(Reuters) – The U.S. Coast Guard was preparing on Monday morning to recover the “duck boat” that sank beneath storm-whipped waves in a Missouri lake last week, drowning 17 people in one of the deadliest tourist accidents in the United States in years.
After raising the World War Two-style amphibious landing craft from Table Rock Lake outside the popular vacation town of Branson, the Coast Guard said, it will hand boat over to federal investigators.
Thirty-one people were aboard the Ride the Ducks boat last Thursday when a sudden, intense storm struck, with winds just shy of hurricane strength churning the lake’s waters. Less than half survived the accident and officials are looking into what the boat’s operators knew about the weather forecast before setting out.

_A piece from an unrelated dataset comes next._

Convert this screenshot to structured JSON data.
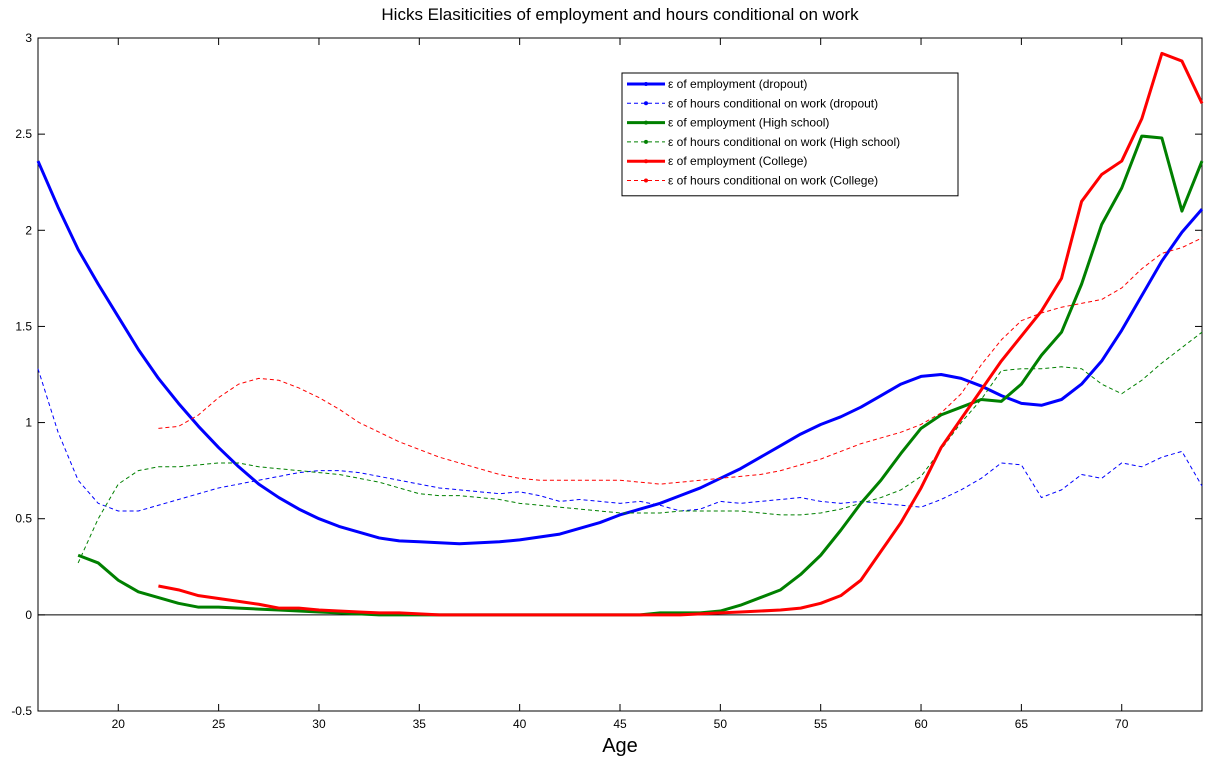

Among the dead were the boat’s driver and nine members of a single family. A memorial service was held in Branson on Sunday for the victims.
More than three dozen people have died in incidents involving duck boat vehicles in the United States over the past two decades, both on water and land.
Missouri Attorney General Josh Hawley has said the state is contemplating whether to bring criminal charges.
Ripley Entertainment, which owns the duck boat ride, has said the boats should not have been out in such bad weather and that the intensity of the storm was unexpected.
The National Transportation Safety Board, which will determine the causes of the accident, will look into what the boat operators knew about the weather forecast before taking the boat out.